The GST council headed by finance minister Arun Jaitley will meet today on a two-day session to look into the draft bill that deals with levying goods and services tax in union territories and, probably, finalise the draft for the final goods and services tax bill to be tabled in Parliament.
The council has approved two other draft bills - central GST and integrated GST and another one on possible compensation to the states is ready.
The two main bills aim to create a state-wise single registration for a taxpayer for filing returns, paying taxes and to fulfil other compliance requirements.
Most of the requirements would be fulfilled online leaving very little room for physical interface between the taxpayer and taxman.
The bills have incorporated an ''anti-profiteering'' provision to ensure that the reduction of tax incidence is passed on to the consumers.

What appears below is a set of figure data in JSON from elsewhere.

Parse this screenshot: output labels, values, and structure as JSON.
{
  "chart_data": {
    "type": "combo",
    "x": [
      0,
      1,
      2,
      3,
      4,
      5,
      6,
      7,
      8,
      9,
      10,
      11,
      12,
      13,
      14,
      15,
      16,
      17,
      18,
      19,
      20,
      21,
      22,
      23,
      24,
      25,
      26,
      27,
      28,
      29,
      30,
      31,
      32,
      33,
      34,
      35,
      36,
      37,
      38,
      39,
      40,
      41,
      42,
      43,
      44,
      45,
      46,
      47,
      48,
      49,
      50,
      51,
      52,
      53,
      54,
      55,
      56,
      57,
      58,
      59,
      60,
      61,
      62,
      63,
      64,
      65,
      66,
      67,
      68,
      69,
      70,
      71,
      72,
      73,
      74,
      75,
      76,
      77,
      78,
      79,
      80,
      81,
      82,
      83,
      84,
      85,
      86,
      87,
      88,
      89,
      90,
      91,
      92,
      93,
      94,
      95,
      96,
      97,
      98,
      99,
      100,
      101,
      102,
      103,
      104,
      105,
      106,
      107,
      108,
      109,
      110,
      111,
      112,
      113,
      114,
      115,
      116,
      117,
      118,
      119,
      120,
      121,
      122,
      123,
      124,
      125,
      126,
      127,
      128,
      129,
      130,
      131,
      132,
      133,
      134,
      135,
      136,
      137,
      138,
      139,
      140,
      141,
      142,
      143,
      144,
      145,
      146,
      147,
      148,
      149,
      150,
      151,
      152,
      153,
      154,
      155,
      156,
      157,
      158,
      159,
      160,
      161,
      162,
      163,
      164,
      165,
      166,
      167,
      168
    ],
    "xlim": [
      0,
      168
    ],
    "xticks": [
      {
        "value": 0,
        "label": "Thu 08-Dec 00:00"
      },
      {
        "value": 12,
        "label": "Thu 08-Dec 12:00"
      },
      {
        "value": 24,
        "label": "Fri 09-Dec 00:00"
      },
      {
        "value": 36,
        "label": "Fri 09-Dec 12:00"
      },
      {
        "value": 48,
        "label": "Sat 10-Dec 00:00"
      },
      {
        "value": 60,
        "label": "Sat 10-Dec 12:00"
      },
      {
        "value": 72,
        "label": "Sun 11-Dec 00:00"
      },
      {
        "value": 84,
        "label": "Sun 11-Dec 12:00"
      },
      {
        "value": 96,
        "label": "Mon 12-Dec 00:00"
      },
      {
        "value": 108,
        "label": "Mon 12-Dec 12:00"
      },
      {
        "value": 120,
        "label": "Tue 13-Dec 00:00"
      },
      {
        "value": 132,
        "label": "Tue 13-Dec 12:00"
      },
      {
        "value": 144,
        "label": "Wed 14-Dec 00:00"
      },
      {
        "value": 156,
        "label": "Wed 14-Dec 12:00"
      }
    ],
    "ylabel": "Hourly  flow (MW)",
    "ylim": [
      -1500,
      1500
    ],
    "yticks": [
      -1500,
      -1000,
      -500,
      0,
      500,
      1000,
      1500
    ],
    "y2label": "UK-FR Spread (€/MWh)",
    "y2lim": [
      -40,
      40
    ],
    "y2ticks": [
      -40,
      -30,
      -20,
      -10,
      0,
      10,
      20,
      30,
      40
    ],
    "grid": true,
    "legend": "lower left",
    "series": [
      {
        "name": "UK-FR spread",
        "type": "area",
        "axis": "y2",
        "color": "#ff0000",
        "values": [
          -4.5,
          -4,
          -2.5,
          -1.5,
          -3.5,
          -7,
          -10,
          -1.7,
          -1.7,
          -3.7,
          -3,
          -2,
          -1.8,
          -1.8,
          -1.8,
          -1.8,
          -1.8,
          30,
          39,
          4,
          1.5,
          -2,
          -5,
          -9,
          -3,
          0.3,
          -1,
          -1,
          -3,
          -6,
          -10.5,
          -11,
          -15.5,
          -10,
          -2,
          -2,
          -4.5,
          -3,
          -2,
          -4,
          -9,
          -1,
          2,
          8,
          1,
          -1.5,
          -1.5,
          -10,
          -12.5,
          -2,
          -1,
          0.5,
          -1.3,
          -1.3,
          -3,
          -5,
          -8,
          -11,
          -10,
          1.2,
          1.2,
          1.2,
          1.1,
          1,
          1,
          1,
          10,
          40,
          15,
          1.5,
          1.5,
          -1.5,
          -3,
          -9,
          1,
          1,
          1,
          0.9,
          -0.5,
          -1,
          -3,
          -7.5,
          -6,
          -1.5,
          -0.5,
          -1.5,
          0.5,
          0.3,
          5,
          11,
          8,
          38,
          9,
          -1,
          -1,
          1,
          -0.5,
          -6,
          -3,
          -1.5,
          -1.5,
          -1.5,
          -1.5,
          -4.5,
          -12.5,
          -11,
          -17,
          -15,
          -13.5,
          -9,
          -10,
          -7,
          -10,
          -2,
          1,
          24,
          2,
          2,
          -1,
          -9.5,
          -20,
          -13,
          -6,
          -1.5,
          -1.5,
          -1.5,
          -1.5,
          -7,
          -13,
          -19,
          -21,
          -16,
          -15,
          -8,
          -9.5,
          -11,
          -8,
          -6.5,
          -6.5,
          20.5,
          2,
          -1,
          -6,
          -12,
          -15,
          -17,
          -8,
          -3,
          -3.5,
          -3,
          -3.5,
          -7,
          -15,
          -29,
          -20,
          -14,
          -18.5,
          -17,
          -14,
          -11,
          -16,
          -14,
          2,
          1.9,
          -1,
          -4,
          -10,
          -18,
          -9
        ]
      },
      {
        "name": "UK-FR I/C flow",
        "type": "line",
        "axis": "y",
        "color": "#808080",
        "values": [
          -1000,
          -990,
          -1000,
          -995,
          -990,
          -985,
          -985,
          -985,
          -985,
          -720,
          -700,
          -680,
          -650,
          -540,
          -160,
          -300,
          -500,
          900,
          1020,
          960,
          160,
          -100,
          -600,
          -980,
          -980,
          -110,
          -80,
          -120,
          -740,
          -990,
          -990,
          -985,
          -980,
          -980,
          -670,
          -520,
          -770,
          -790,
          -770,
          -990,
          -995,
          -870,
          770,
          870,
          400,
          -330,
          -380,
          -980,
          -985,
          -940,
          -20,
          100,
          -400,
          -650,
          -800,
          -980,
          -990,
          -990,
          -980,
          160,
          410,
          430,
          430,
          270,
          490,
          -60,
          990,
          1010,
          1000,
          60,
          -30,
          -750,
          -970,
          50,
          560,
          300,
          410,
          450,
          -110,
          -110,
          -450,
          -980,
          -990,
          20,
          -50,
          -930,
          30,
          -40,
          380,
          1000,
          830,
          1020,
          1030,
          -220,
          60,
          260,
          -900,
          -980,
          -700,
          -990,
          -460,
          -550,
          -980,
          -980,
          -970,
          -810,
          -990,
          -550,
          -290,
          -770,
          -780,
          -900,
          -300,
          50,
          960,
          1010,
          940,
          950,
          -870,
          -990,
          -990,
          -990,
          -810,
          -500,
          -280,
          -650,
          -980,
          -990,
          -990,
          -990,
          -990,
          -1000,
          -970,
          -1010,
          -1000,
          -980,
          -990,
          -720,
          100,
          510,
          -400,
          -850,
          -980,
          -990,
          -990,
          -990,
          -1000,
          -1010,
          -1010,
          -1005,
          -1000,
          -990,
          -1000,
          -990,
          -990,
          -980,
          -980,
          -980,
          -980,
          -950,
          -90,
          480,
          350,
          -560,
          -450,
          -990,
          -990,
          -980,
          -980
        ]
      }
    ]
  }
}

Farmers, however, have been kept out of the GST regime altogether.
The government plans to roll out the GST from 1 July after missing many deadlines.
The ruling BJP has issued a three-line whip, asking its members to be present in Parliament for the next three days of the second half of the budget session, hinting at the probability of introduction of the crucial GST bills in Parliament.
The GST is designed to unify India into a single market, shore up tax revenues and accelerate economic growth by at least 2 percentage points in the medium term.
Government sources said the GST legislation is likely to be taken up as money bills during the budget session, which restarted on 9 March after a month-long recess.
Money bills can't be rejected by the Rajya Sabha, where the ruling BJP in in a minority.
The proposed GST will have four tax slabs. Farmers and small traders are exempt.
The GST council has broadly approved the four-slab structure of 5 per cent, 12 per cent, 18 per cent and 28 per cent. But some items that have a negative impact on health and society will be charged at a higher rate.